Welling Clark stands at the front gate to the Holden House Bed-and-Breakfast, which he has owned and operated with his wife Sallie since 1986.
Westside Pioneer photo

       As he commented at a recent City Council meeting, “I have not stepped down, I'm shifting gears.”
       Clark has formed an umbrella group, aimed at “getting together all the Westside organizations so we can work together as a team for an integrated voice for the community,” he said. “When we're united, we're a pretty powerful community.”
       The informal group's name is the Old Westside Alliance (OWA). Its boundaries encompass much of the older Westside/Colorado Avenue corridor with about 8,000 housesholds that OWN has represented as a neighborhood advocacy group since 1978.

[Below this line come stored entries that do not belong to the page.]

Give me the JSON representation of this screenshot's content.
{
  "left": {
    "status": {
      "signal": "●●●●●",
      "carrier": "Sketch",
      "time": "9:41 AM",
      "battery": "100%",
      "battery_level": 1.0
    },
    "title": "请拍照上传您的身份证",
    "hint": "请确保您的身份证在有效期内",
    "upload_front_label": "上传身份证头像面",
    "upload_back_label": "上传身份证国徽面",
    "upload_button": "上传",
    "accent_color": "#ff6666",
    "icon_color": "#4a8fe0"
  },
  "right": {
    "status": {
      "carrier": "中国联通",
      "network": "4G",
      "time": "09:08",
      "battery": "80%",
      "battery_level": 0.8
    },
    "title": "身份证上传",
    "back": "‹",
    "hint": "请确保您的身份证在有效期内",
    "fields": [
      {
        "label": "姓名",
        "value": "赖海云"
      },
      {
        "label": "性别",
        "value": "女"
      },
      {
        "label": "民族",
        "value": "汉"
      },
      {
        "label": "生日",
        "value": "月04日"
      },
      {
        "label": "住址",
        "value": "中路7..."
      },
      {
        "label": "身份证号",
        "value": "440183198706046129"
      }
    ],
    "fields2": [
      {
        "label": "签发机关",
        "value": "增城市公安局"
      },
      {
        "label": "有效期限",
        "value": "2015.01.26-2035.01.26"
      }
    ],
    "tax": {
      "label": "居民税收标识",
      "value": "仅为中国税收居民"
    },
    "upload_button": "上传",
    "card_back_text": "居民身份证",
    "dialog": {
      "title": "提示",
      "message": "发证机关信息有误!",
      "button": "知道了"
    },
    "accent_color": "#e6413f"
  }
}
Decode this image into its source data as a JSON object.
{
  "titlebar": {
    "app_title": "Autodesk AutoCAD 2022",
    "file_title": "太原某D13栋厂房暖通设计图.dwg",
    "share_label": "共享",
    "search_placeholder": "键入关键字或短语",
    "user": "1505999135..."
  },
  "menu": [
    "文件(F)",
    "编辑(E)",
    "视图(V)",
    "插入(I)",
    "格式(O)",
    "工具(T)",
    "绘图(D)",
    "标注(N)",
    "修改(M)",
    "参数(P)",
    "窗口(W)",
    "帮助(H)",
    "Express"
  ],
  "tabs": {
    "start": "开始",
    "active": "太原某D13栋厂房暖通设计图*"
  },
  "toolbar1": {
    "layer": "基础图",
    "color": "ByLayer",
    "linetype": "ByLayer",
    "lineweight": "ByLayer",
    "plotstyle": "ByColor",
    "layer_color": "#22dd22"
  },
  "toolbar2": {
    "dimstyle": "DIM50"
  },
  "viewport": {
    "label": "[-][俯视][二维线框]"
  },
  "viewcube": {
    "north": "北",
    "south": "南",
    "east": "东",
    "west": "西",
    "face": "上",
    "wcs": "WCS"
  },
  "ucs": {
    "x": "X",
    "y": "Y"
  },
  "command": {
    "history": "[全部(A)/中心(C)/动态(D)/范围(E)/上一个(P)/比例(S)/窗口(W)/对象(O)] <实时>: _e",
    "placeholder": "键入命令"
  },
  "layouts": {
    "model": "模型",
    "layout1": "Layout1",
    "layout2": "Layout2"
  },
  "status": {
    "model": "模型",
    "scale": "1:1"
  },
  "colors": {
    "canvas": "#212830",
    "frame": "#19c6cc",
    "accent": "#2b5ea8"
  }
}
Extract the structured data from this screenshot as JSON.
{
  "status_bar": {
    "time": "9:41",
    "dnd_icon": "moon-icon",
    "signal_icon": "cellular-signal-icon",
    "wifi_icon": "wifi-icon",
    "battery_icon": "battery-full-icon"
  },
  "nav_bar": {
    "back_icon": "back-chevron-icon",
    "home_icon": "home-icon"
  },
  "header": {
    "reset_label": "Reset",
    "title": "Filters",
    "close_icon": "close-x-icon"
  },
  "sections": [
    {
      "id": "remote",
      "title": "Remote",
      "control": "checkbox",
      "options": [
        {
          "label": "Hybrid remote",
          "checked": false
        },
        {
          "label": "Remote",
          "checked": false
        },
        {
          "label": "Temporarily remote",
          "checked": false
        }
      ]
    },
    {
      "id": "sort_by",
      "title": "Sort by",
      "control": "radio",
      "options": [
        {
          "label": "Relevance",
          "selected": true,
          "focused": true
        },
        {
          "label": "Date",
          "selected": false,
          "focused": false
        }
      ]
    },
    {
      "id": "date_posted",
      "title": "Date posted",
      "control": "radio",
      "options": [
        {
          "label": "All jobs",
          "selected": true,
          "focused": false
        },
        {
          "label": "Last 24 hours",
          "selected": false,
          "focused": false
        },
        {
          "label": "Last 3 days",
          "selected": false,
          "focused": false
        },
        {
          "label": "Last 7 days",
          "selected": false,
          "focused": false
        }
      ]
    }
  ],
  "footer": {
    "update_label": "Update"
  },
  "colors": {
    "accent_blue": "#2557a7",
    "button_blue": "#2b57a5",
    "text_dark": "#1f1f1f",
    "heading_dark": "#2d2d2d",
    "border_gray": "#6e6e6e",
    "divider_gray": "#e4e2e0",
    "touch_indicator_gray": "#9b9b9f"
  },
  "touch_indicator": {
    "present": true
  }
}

       Thompson, a licensed contractor and property services business owner for more than 20 years, first came onto the OWN board in 2015. He was serving as secretary until the OWN Town Hall March 9, when Clark announced that he was retiring from the group.
       Thompson praised Clark - who joined the board in 2005 and had been president since 2006 - as “a pioneer behind everything. He's worked tirelessly, and continues to do that to improve the Westside.”
       As for his own presidential tenure, just getting started, “I'm real excited,” Thompson said. He noted that all but two of the nine members on the board “have been there for a while,” which provides experience and continuity.
       Probably the most prominent OWN event every year is the Westside Neighbors Picnic, a barbecue to which all Westside residents are invited. A change for this year's 17th annual - slated June 25 - is to bring it back to Bancroft Park after six years at the Westside Community Center.
       A key reason for that venue change is to build support for city upgrades to Bancroft Park, following the late-January fire in the bandshell, Thompson said.
       During his 11 years, Clark worked to enhance public safety, improve networking among individuals and groups, support the Westside's historical heritage, promote tourism and monitor construction and transportation projects.
       Regarding the OWA, the idea is to work with other Westside groups to “cooperate for specific purposes that improve the Westside in all aspects,” according to the OWA charter.